RELATED: Unconscious students on hospital gurneys: A Game Day diary

The frequency of high-risk drinking has remained stubbornly high, with between 41 percent and 46 percent of University of Michigan undergraduate students reporting at least one experience of high-risk drinking in the past two weeks (defined by as four or more drinks for a female student or five or more drinks for a male student).  That’s significantly higher than the 32 percent national average, according to survey results from the National College Health Assessment

“I’m a medical doctor in addition to being a father of four kids who made it through college, and I don’t think it’s really possible to prevent college kids from drinking.” Schlissel said. “I (do) think it is possible to prevent a high fraction of them from drinking to toxicity.”

RELATED: Drinking students ring cash registers: the business of alcohol

Consider these frightening statistics from 2014 student surveys:

  • At the University of Michigan’s campus in Ann Arbor, almost four out of 10 students who said they drink have done so to the point of blacking out in the previous year
  • At Michigan State University, almost a quarter of students surveyed admitted to having unprotected sex while drunk in 2014 – double the rate of 10 years earlier
  • At Northern Michigan University, one out of four students drank so much at some point in the previous year, that they couldn’t remember where they were or what they did
  • At Central Michigan University, one out of nine freshmen in 2014 said they were the recipients of unwanted sexual contact while drinking; 5 percent said they’d taken advantage of someone sexually while that person was drunk, according to campus newspaper Central Michigan Life.
  • One out of eight women students at U-M said they had been the victim of unwanted sexual contact while they were “too drunk to do anything about it.”

A 2011 state law, required those renting kegs of beer to leave their name and contact information, allowing police to more easily charge the hosts of campus keg parties that served beer to underage drinkers.

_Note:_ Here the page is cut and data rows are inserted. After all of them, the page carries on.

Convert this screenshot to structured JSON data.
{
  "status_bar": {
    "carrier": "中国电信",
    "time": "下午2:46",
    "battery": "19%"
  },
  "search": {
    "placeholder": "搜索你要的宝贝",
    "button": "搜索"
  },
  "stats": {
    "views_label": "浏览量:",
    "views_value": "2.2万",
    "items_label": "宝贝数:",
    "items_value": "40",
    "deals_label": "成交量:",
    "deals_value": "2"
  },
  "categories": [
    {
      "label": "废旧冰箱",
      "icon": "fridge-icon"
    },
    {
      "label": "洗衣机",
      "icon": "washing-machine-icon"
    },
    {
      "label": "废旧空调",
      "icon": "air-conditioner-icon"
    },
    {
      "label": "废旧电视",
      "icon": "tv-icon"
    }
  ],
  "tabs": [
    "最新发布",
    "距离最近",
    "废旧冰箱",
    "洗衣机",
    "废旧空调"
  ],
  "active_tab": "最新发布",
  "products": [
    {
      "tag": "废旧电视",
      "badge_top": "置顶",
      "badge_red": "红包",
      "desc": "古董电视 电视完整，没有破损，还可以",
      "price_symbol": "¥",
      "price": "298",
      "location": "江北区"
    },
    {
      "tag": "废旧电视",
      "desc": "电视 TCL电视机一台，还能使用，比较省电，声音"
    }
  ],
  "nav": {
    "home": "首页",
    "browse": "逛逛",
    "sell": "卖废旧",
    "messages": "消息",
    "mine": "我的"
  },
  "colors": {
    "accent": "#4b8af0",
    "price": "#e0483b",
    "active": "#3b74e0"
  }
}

RELATED: How one Nebraska school cut dangerous drinking by a third

Keg sales plummeted, but drinking didn’t. Students switched from 10-proof beer to 80-proof vodka, which students could buy by the case without the same identification required for beer.

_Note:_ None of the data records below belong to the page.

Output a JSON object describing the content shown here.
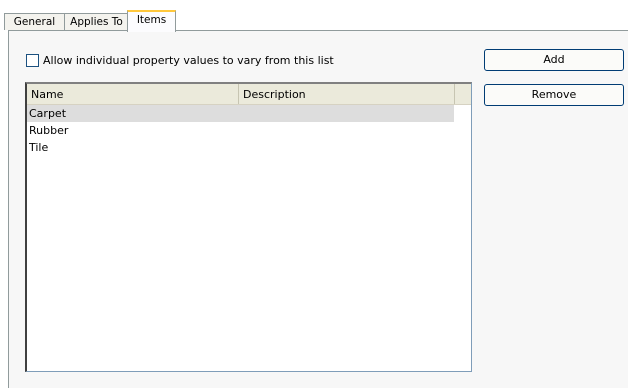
{
  "tabs": [
    {
      "label": "General"
    },
    {
      "label": "Applies To"
    },
    {
      "label": "Items"
    }
  ],
  "active_tab": "Items",
  "checkbox": {
    "label": "Allow individual property values to vary from this list",
    "checked": false
  },
  "list": {
    "columns": [
      "Name",
      "Description"
    ],
    "rows": [
      {
        "name": "Carpet",
        "description": "",
        "selected": true
      },
      {
        "name": "Rubber",
        "description": "",
        "selected": false
      },
      {
        "name": "Tile",
        "description": "",
        "selected": false
      }
    ]
  },
  "buttons": {
    "add_label": "Add",
    "remove_label": "Remove"
  },
  "colors": {
    "active_tab_accent": "#ffc83c",
    "button_border": "#003c74",
    "selected_row": "#dddddd"
  }
}
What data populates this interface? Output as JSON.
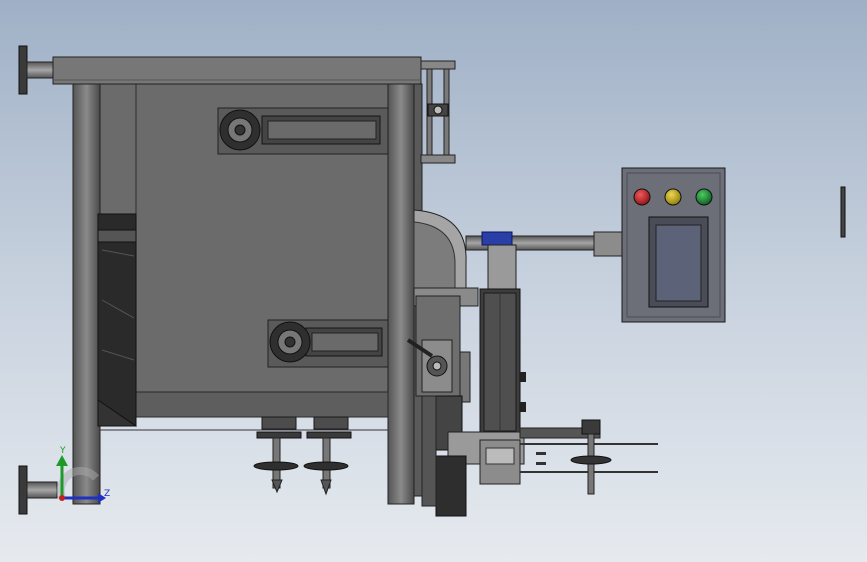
{
  "colors": {
    "background_top": "#9fb0c6",
    "background_bottom": "#e6eaef",
    "frame": "#6b6b6b",
    "panel": "#6a6a6a",
    "panel_dark": "#4a4a4a",
    "outline": "#222222",
    "steel_light": "#9a9a9a",
    "control_box": "#6c6f78",
    "screen": "#5c6278",
    "lamp_red": "#c2242a",
    "lamp_yellow": "#c7b318",
    "lamp_green": "#1d8a33",
    "blue_clamp": "#2a3ea8",
    "axis_x": "#c42020",
    "axis_y": "#1f9a2a",
    "axis_z": "#2030c0"
  },
  "axes": {
    "y_label": "Y",
    "z_label": "Z"
  },
  "control_panel": {
    "lamps": [
      "red",
      "yellow",
      "green"
    ]
  }
}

Schlissel said he would like to see the keg tag law eliminated. “It’s very difficult to drink enough beer to become toxic,” he said. “It isn’t difficult to drink enough vodka to get toxic.”

Sen. Geoff Hansen, R-Hart, is the sponsor of a bill to repeal the keg tag law. The bill passed the Senate 38-0 in May, and is awaiting consideration in the House. Hansen said he’s unaware of any opposition to the bill.

The keg tag law’s original sponsor is Mark Meadows, who was a state representative for East Lansing, home of Michigan State University, which has occasionally appeared on lists of top party schools over the years.  Meadows, now mayor of East Lansing, said in 2015 that the law didn’t appear to have had the positive impact he’d sought.

“It’s a failed experiment,” Hansen said. “It (the repeal) was brought to me by law enforcement, saying, (the keg tag law) doesn’t work. It’s one of those things that looks good on paper but was a dismal failure.”